On the other hand, growth in emerging market and developing economies as a whole is projected to strengthen to 4.5 percent this year, as activity in commodity exporters continues to recover. According to the WB report, 2018 is on track to be the first year since the financial crisis that the global economy would be operating at or near full capacity. With slack in the economy expected to dissipate, policymakers would need to look beyond monetary and fiscal policy tools to stimulate shortterm growth and consider initiatives more likely to boost long-term potential. The slowdown in potential growth is the result of years of softening productivity growth, weak investment, and the aging of the global labor force. The deceleration is widespread, affecting economies that account for more than 65 percent of global GDP.
Surely, without efforts to revitalize potential growth, the decline may extend into the next decade, and could slow average global growth by a quarter percentage point and average growth in emerging market and developing economies by half a percentage point over that period. For Pakistan the World Bank has projected 5.5 percent growth rate in the current fiscal year against the budgeted 6 percent. This projection is premised on strong activity in construction related to the projects under China Pakistan Economic Corridor (CPEC), recovery in agricultural production (based on low output in the year before) and a robust domestic demand supported by enhanced credit and investment.
But there are many hurdles in the way. The government has only released 42 billion rupees out of the total budgeted 187.3 billion rupees for CPEC projects which indicates a slowdown in infrastructure projects with a consequent negative impact on construction activity. Secondly, the farm sector is under considerable stress for a variety of reasons ranging from water shortages to higher costs of production relative to other countries. No doubt, total credit to the private sector has increased - a strong sign that investment is picking up. However, sources reveal that the rise in credit is not only being used for new investment or reinvestment in existing units but also to meet the liquidity needs of several units due to the Federal Board of Revenue delaying refunds to show revenue figures that are better than is in fact the case.

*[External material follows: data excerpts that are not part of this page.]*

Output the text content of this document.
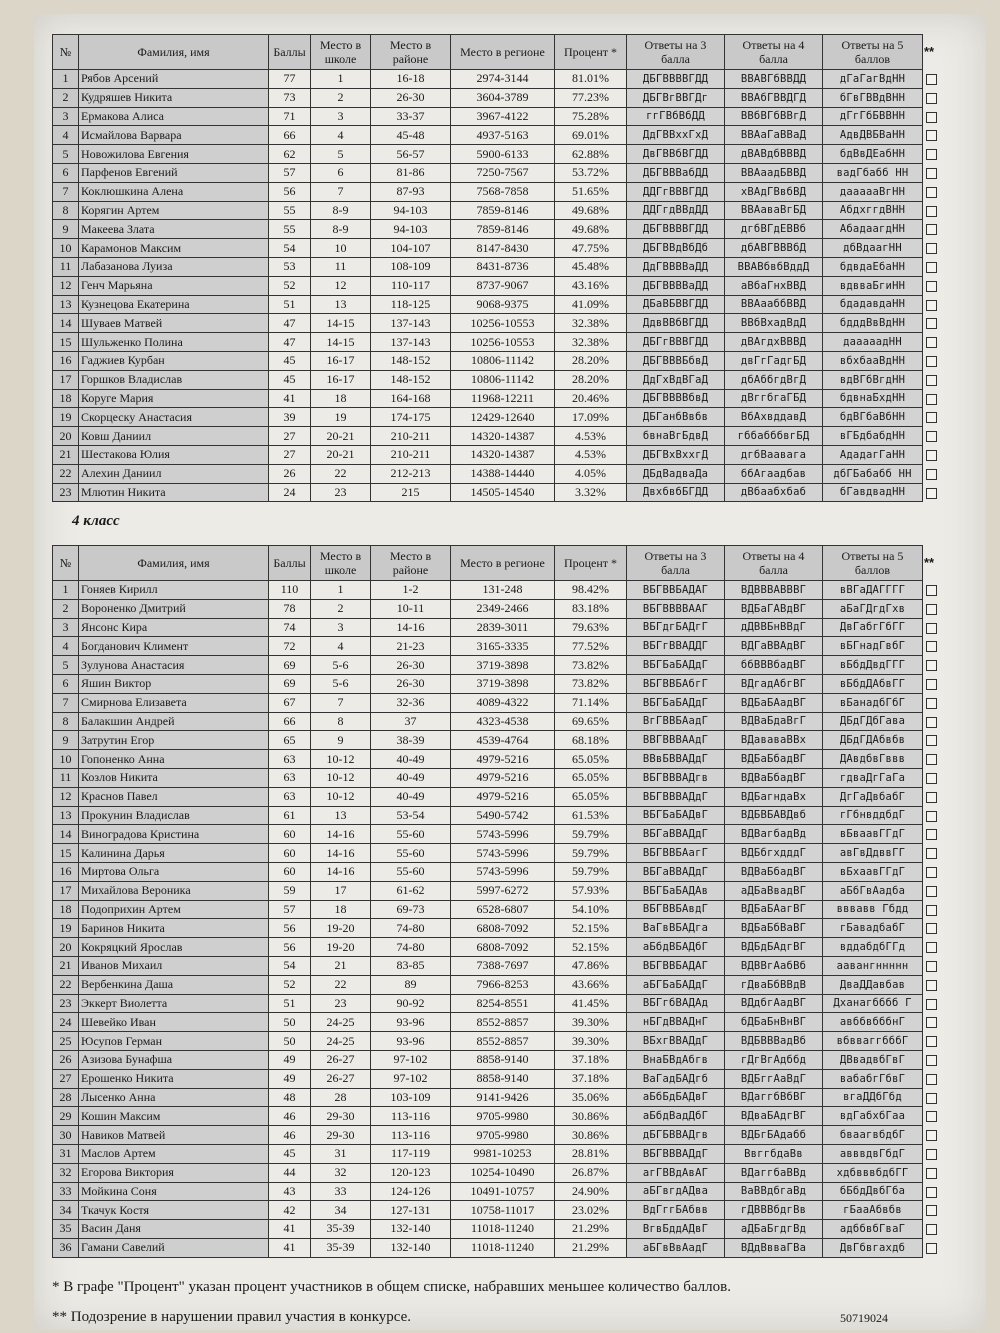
№	Фамилия, имя	Баллы	Место в школе	Место в районе	Место в регионе	Процент *	Ответы на 3 балла	Ответы на 4 балла	Ответы на 5 баллов
1	Рябов Арсений	77	1	16-18	2974-3144	81.01%	ДБГВВВВГДД	ВВАВГбВВДД	дГаГагВдНН
2	Кудряшев Никита	73	2	26-30	3604-3789	77.23%	ДБГВгВВГДг	ВВАбГВВДГД	бГвГВВдВНН
3	Ермакова Алиса	71	3	33-37	3967-4122	75.28%	ггГВбВбДД	ВВбВГбВВгД	дГгГбБВВНН
4	Исмайлова Варвара	66	4	45-48	4937-5163	69.01%	ДдГВВхxГхД	ВВАаГаВВаД	АдвДВБВаНН
5	Новожилова Евгения	62	5	56-57	5900-6133	62.88%	ДвГВВбВГДД	дВАВдбВВВД	бдВвДЕабНН
6	Парфенов Евгений	57	6	81-86	7250-7567	53.72%	ДБГВВВабДД	ВВАаадБВВД	вадГбабб НН
7	Коклюшкина Алена	56	7	87-93	7568-7858	51.65%	ДДГгВВВГДД	хВАдГВвбВД	дааааaВгНН
8	Корягин Артем	55	8-9	94-103	7859-8146	49.68%	ДДГгдВВдДД	ВВАаваВгБД	АбдхггдВНН
9	Макеева Злата	55	8-9	94-103	7859-8146	49.68%	ДБГВВВВГДД	дгбВГдЕВВб	АбадаагдНН
10	Карамонов Максим	54	10	104-107	8147-8430	47.75%	ДБГВВдВбДб	дбАВГВВВбД	дбВдаагНН
11	Лабазанова Луиза	53	11	108-109	8431-8736	45.48%	ДдГВВВВаДД	ВВАВбвбВддД	бдвдаЕбаНН
12	Генч Марьяна	52	12	110-117	8737-9067	43.16%	ДБГВВВВаДД	аВбаГнхВВД	вдвваБгиНН
13	Кузнецова Екатерина	51	13	118-125	9068-9375	41.09%	ДБаВБВВГДД	ВВАааббВВД	бдадавдаНН
14	Шуваев Матвей	47	14-15	137-143	10256-10553	32.38%	ДдвВВбВГДД	ВВбВхадВдД	бдддВвВдНН
15	Шульженко Полина	47	14-15	137-143	10256-10553	32.38%	ДБГгВВВГДД	дВАгдхВВВД	дааааадНН
16	Гаджиев Курбан	45	16-17	148-152	10806-11142	28.20%	ДБГВВВБбвД	двГгГадгБД	вбхбааВдНН
17	Горшков Владислав	45	16-17	148-152	10806-11142	28.20%	ДдГхВдВГаД	дбАббгдВгД	вдВГбВгдНН
18	Коругe Мария	41	18	164-168	11968-12211	20.46%	ДБГВВВВбвД	дВггбгаГБД	бдвнаБхдНН
19	Скорцеску Анастасия	39	19	174-175	12429-12640	17.09%	ДБГанбВвбв	ВбАхвддавД	бдВГбаВбНН
20	Ковш Даниил	27	20-21	210-211	14320-14387	4.53%	бвнаВгБдвД	гббабббвгБД	вГБдбабдНН
21	Шестакова Юлия	27	20-21	210-211	14320-14387	4.53%	ДБГВхВххгД	дгбВаавага	АдадагГаНН
22	Алехин Даниил	26	22	212-213	14388-14440	4.05%	ДБдВадваДа	ббАгаадбав	дбГБабабб НН
23	Млютин Никита	24	23	215	14505-14540	3.32%	ДвхбвбБГДД	дВбаабхбаб	бГавдвадНН
4 класс
№	Фамилия, имя	Баллы	Место в школе	Место в районе	Место в регионе	Процент *	Ответы на 3 балла	Ответы на 4 балла	Ответы на 5 баллов
1	Гоняев Кирилл	110	1	1-2	131-248	98.42%	ВБГВВБАДАГ	ВДВВВАВВВГ	вВГаДАГГГГ
2	Вороненко Дмитрий	78	2	10-11	2349-2466	83.18%	ВБГВВВВААГ	ВДБаГАВдВГ	аБаГДгдГхв
3	Янсонс Кира	74	3	14-16	2839-3011	79.63%	ВБГдгБАДгГ	дДВВБнВВдГ	ДвГабгГбГГ
4	Богданович Климент	72	4	21-23	3165-3335	77.52%	ВБГгВВАДДГ	ВДГаВВАдВГ	вБГнадГвбГ
5	Зулунова Анастасия	69	5-6	26-30	3719-3898	73.82%	ВБГБаБАДдГ	ббВВВбадВГ	вБбдДвдГГГ
6	Яшин Виктор	69	5-6	26-30	3719-3898	73.82%	ВБГВВБАбгГ	ВДгадАбгВГ	вБбдДАбвГГ
7	Смирнова Елизавета	67	7	32-36	4089-4322	71.14%	ВБГБаБАДдГ	ВДБаБАадВГ	вБанадбГбГ
8	Балакшин Андрей	66	8	37	4323-4538	69.65%	ВгГВВБАадГ	ВДВаБдаВгГ	ДБдГДбГава
9	Затрутин Егор	65	9	38-39	4539-4764	68.18%	ВВГВВВААдГ	ВДававаВВх	ДБдГДАбвбв
10	Гопоненко Анна	63	10-12	40-49	4979-5216	65.05%	ВВвБВВАДдГ	ВДБаБбадВГ	ДАвдбвГввв
11	Козлов Никита	63	10-12	40-49	4979-5216	65.05%	ВБГВВВАДгв	ВДВаБбадВГ	гдваДгГаГа
12	Краснов Павел	63	10-12	40-49	4979-5216	65.05%	ВБГВВВАДдГ	ВДБагндаВх	ДгГаДвбабГ
13	Прокунин Владислав	61	13	53-54	5490-5742	61.53%	ВБГБаБАДвГ	ВДБВБАВДвб	гГбнвддбдГ
14	Виноградова Кристина	60	14-16	55-60	5743-5996	59.79%	ВБГаВВАДдГ	ВДВагбадВд	вБваавГГдГ
15	Калинина Дарья	60	14-16	55-60	5743-5996	59.79%	ВБГВВБАагГ	ВДБбгхдддГ	авГвДдввГГ
16	Миртова Ольга	60	14-16	55-60	5743-5996	59.79%	ВБГаВВАДдГ	ВДВаБбадВГ	вБхаавГГдГ
17	Михайлова Вероника	59	17	61-62	5997-6272	57.93%	ВБГБаБАДАв	аДБаВвадВГ	аБбГвАадба
18	Подоприхин Артем	57	18	69-73	6528-6807	54.10%	ВБГВВБАвдГ	ВДБаБАагВГ	вввавв Гбдд
19	Баринов Никита	56	19-20	74-80	6808-7092	52.15%	ВаГвВБАДга	ВДБаБбВаВГ	гБавадбабГ
20	Кокряцкий Ярослав	56	19-20	74-80	6808-7092	52.15%	аБбдВБАДбГ	ВДБдБАдгВГ	вддабдбГГд
21	Иванов Михаил	54	21	83-85	7388-7697	47.86%	ВБГВВБАДАГ	ВДВВгАабВб	аавангннннн
22	Вербенкина Даша	52	22	89	7966-8253	43.66%	аБГБаБАДдГ	гДваБбВВдВ	ДваДДавбав
23	Эккерт Виолетта	51	23	90-92	8254-8551	41.45%	ВБГгбВАДАд	ВДдбгАадВГ	Дханагбббб Г
24	Шевейко Иван	50	24-25	93-96	8552-8857	39.30%	нБГдВВАДнГ	бДБаБнВнВГ	авббвбббнГ
25	Юсупов Герман	50	24-25	93-96	8552-8857	39.30%	ВБхгВВАДдГ	ВДБВВВадВб	вбвваггбббГ
26	Азизова Бунафша	49	26-27	97-102	8858-9140	37.18%	ВнаБВдАбгв	гДгВгАдббд	ДВвадвбГвГ
27	Ерошенко Никита	49	26-27	97-102	8858-9140	37.18%	ВаГадБАДгб	ВДБггАаВдГ	вабабгГбвГ
28	Лысенко Анна	48	28	103-109	9141-9426	35.06%	аБбБдБАДвГ	ВДаггбВбВГ	вгаДДбГбд
29	Кошин Максим	46	29-30	113-116	9705-9980	30.86%	аБбдВадДбГ	ВДваБАдгВГ	вдГабхбГаа
30	Навиков Матвей	46	29-30	113-116	9705-9980	30.86%	дБГБВВАДгв	ВДБгБАдабб	бваагвбдбГ
31	Маслов Артем	45	31	117-119	9981-10253	28.81%	ВБГВВВАДдГ	ВвггбдаВв	авввдвГбдГ
32	Егорова Виктория	44	32	120-123	10254-10490	26.87%	агГВВдАвАГ	ВДаггбаВВд	хдбвввбдбГГ
33	Мойкина Соня	43	33	124-126	10491-10757	24.90%	аБГвгдАДва	ВаВВдбгаВд	бБбдДвбГба
34	Ткачук Костя	42	34	127-131	10758-11017	23.02%	ВдГггБАбвв	гДВВВбдгВв	гБааАбвбв
35	Васин Даня	41	35-39	132-140	11018-11240	21.29%	ВгвБддАДвГ	аДБаБгдгВд	адббвбГваГ
36	Гамани Савелий	41	35-39	132-140	11018-11240	21.29%	аБГвВвАадГ	ВДдВвваГВа	ДвГбвгахдб
**
**
* В графе "Процент" указан процент участников в общем списке, набравших меньшее количество баллов.
** Подозрение в нарушении правил участия в конкурсе.	50719024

A robust domestic demand in Pakistan is a fair assumption given that 2018 is an election year during which traditionally the government releases large chunks of funds to members of parliament for development work. It is relevant to point out here that robust domestic demand has not always reflected increased sales of domestically produced goods. Pakistan has porous borders with India and Afghanistan where smuggling flourishes while barter across the border trade with Iran is also significant. Since investment under CPEC/PSDP has slowed down due to lack of government disbursements, the growth rate may not be as high as projected. The situation calls for urgent action to stimulate growth in all sectors of the economy.